In some cases, when representing numbers in computer memory, a mixed binary-decimal “number system” is used, where each decimal place requires a nibble (4 bits) and the decimal digits from 0 to 9 are represented by the corresponding binary numbers from 0000 to 1001. For example, packed The decimal format, designed to store integers with 18 significant digits and occupying 10 bytes in memory (the most significant of which is signed), uses exactly this option.

Representing integers in two's complement

Another way to represent integers is additional code. The range of value values ​​depends on the number of memory bits allocated for their storage. For example, values ​​of type Integer (all data type names here and below are presented in the form in which they are accepted in the Turbo Pascal programming language. Other languages ​​also have such data types, but may have different names) lie in the range from -32768 ( -2 15) to 32767 (2 15 - 1) and 2 bytes (16 bits) are allocated for storing them; type LongInt - in the range from -2 31 to 2 31 - 1 and are located in 4 bytes (32 bits); Word type - in the range from 0 to 65535 (2 16 - 1) (2 bytes are used), etc.

As can be seen from the examples, the data can be interpreted as signed numbers, so unsigned. When representing a signed quantity, the leftmost (most significant) digit indicates a positive number if it contains a zero, and a negative number if it contains a one.

In general, bits are numbered from right to left, starting from 0. The numbering of bits in a two-byte machine word is shown below.

Additional code positive number coincides with its direct code. The direct code of an integer can be obtained as follows: the number is converted to the binary number system, and then its binary notation on the left is supplemented with as many insignificant zeros as required by the data type to which the number belongs.

For example, if the number 37 (10) = 100101 (2) is declared as a value of type Integer ( sixteen-bit signed), then its direct code will be 0000000000100101, and if the value is of type LongInt ( thirty-two-bit signed), then its direct code will be. For a more compact notation, hexadecimal representation of the code is often used. The resulting codes can be rewritten respectively as 0025 (16) and 00000025 (16).

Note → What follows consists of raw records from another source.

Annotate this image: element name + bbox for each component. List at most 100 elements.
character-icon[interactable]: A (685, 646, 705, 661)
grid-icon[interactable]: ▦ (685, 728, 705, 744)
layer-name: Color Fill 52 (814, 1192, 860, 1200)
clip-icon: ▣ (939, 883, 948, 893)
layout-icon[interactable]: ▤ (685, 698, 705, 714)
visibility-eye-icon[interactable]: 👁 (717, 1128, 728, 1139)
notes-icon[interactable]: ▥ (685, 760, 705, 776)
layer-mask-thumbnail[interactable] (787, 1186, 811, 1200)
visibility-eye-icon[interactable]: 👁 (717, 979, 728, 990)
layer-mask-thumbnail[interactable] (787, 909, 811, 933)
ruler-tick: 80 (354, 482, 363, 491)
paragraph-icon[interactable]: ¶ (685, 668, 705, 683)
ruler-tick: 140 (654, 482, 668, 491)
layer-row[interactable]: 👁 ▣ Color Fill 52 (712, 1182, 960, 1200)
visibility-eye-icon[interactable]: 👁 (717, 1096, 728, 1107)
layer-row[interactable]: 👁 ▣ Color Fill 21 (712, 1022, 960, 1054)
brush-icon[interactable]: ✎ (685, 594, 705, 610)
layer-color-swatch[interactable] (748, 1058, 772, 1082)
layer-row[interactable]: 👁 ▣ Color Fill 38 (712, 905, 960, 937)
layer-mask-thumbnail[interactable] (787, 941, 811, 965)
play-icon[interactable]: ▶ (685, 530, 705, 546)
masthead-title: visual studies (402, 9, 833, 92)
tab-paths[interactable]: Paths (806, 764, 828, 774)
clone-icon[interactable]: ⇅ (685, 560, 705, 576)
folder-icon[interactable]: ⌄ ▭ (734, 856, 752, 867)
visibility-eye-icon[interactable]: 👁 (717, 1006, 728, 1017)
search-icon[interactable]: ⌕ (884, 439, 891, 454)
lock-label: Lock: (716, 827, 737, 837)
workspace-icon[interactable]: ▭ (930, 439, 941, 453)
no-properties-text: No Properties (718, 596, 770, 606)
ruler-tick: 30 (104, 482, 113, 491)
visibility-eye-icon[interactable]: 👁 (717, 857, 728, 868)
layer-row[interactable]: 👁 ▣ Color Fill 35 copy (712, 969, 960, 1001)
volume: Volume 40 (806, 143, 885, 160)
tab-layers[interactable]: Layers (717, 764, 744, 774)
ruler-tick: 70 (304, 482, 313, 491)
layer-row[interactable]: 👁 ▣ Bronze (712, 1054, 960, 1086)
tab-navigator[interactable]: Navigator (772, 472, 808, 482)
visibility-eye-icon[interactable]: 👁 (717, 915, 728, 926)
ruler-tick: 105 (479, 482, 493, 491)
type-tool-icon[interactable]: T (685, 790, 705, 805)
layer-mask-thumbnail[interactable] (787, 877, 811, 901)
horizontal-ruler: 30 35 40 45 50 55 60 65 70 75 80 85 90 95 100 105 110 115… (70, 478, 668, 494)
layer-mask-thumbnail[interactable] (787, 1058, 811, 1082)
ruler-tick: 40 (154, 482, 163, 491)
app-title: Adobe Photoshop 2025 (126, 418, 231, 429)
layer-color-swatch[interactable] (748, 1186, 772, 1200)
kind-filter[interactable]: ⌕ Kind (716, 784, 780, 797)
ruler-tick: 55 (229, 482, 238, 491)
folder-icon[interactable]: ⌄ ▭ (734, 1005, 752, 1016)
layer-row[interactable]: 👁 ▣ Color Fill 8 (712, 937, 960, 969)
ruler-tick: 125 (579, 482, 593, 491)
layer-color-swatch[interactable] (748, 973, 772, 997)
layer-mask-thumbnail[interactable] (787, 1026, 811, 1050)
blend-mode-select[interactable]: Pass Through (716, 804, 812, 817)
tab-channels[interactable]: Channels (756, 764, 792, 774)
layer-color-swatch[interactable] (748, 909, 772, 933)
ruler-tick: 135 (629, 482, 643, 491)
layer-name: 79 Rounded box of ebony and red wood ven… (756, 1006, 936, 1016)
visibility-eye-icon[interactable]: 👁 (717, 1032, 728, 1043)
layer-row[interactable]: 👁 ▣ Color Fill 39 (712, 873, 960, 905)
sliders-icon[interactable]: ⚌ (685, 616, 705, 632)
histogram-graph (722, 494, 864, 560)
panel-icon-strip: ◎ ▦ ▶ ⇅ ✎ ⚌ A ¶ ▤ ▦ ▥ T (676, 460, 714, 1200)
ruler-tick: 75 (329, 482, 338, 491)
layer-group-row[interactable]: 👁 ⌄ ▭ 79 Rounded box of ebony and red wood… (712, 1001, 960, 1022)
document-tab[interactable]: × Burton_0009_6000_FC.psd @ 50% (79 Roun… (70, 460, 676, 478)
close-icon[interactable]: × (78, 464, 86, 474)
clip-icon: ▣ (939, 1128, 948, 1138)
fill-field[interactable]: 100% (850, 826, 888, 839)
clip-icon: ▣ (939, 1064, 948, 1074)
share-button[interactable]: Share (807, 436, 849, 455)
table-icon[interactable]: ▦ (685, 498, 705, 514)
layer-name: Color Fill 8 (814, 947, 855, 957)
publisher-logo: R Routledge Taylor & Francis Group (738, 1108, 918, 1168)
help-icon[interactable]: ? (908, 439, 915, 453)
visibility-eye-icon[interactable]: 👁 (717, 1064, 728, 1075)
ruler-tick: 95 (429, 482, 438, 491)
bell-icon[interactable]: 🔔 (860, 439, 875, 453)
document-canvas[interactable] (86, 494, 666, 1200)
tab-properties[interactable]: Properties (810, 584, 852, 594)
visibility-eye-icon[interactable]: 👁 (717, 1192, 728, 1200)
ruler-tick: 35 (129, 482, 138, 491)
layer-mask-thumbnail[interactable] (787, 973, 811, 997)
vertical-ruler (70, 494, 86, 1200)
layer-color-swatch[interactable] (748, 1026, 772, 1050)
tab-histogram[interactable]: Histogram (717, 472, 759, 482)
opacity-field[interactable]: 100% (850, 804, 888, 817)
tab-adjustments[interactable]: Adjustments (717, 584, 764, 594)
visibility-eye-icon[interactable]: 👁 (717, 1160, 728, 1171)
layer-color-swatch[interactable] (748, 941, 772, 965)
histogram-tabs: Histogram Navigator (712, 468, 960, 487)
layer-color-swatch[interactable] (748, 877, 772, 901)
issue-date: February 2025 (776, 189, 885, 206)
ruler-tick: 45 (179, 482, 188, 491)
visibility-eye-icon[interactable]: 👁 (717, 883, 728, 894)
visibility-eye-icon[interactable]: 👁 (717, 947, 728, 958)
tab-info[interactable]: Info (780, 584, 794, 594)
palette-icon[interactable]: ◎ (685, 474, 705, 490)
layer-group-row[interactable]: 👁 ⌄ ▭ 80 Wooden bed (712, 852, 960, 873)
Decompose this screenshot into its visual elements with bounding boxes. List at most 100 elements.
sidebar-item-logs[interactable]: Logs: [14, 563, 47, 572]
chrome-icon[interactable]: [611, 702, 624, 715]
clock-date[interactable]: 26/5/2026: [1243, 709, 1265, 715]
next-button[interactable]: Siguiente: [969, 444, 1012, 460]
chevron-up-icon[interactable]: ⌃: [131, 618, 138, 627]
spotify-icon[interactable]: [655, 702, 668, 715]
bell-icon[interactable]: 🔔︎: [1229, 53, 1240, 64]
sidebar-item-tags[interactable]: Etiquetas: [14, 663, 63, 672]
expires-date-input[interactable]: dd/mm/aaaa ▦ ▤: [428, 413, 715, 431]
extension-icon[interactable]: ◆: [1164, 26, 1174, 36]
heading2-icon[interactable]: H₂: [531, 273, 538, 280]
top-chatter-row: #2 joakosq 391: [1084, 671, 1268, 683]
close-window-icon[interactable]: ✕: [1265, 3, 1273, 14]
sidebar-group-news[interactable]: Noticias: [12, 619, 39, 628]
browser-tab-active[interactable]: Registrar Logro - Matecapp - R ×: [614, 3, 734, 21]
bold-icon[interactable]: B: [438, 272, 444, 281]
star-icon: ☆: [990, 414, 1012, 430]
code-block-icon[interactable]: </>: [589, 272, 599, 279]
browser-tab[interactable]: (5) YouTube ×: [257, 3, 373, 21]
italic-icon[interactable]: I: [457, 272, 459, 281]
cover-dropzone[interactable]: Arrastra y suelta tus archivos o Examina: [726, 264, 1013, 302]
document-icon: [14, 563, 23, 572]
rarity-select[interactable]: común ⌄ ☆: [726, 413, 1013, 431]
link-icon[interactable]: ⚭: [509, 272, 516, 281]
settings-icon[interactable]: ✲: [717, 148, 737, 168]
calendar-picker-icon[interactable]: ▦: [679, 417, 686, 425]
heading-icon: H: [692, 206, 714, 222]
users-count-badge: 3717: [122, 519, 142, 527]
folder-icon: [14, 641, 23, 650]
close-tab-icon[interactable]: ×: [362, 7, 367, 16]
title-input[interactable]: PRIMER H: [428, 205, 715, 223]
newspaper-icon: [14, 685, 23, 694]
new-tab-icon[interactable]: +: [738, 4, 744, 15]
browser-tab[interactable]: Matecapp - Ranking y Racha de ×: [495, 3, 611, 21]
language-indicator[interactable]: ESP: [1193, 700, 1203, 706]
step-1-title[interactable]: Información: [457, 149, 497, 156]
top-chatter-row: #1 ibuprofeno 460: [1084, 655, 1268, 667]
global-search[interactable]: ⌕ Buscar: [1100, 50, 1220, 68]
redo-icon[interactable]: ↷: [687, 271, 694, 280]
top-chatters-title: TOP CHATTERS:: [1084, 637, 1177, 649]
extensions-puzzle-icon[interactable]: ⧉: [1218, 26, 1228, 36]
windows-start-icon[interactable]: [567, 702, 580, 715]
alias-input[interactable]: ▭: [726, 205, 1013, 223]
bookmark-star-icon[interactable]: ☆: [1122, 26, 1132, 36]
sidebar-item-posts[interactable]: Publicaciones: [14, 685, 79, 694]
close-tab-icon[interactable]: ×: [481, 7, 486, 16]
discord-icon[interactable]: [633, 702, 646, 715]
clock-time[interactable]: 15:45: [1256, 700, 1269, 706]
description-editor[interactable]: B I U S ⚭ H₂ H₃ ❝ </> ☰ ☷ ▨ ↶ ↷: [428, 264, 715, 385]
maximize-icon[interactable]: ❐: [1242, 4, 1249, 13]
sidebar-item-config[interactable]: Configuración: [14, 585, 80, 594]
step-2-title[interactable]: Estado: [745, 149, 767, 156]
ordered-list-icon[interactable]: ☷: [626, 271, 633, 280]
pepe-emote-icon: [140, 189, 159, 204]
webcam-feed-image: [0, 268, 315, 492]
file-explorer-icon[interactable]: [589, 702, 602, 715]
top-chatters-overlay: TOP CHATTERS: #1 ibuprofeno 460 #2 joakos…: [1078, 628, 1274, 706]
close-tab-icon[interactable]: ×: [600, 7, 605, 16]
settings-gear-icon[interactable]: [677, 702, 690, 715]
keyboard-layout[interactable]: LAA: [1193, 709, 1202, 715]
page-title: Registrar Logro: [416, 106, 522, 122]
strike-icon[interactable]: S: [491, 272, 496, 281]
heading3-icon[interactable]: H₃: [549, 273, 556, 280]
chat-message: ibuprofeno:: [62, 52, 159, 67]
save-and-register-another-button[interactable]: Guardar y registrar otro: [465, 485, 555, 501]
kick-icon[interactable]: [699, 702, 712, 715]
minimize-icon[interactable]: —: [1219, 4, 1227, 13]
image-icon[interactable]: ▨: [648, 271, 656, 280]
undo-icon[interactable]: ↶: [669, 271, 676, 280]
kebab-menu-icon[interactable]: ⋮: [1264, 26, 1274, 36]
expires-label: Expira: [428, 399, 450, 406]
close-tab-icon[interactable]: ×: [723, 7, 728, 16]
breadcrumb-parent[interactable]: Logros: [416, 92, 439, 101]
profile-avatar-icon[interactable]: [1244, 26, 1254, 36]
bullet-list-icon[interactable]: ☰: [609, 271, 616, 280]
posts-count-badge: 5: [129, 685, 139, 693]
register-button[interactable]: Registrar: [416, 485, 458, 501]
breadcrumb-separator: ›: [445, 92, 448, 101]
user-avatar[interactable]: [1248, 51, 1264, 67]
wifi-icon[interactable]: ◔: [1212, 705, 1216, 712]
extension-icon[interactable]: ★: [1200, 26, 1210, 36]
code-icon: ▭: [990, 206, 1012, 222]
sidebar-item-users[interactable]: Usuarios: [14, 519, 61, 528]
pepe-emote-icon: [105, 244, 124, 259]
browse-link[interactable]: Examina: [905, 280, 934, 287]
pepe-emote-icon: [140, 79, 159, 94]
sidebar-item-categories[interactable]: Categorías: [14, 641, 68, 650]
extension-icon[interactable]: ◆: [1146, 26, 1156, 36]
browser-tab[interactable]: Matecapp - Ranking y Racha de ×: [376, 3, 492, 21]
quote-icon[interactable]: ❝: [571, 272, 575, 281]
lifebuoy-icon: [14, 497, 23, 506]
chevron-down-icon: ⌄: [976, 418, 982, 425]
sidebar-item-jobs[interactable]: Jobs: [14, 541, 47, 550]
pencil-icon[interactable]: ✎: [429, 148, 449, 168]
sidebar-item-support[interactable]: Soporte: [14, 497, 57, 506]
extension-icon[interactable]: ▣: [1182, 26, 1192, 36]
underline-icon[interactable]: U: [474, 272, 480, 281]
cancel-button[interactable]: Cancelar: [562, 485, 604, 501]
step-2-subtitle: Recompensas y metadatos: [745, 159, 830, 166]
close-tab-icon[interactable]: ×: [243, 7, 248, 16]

A negative integer's complement can be obtained using the following algorithm:

1. write down the direct code of the modulus of the number;
2. invert it (replace ones with zeros, zeros with ones);
3. add one to the inverse code.

For example, let's write down the additional code of the number -37, interpreting it as a LongInt value (signed thirty-two bits):

1. there is a direct code for the number 37;
2. inverse code;
3. additional code or FFFFFFDB (16) .

When obtaining a number from its complement code, first of all it is necessary to determine its sign. If the number turns out to be positive, then simply convert its code to the decimal number system. In case of a negative number, the following algorithm must be performed.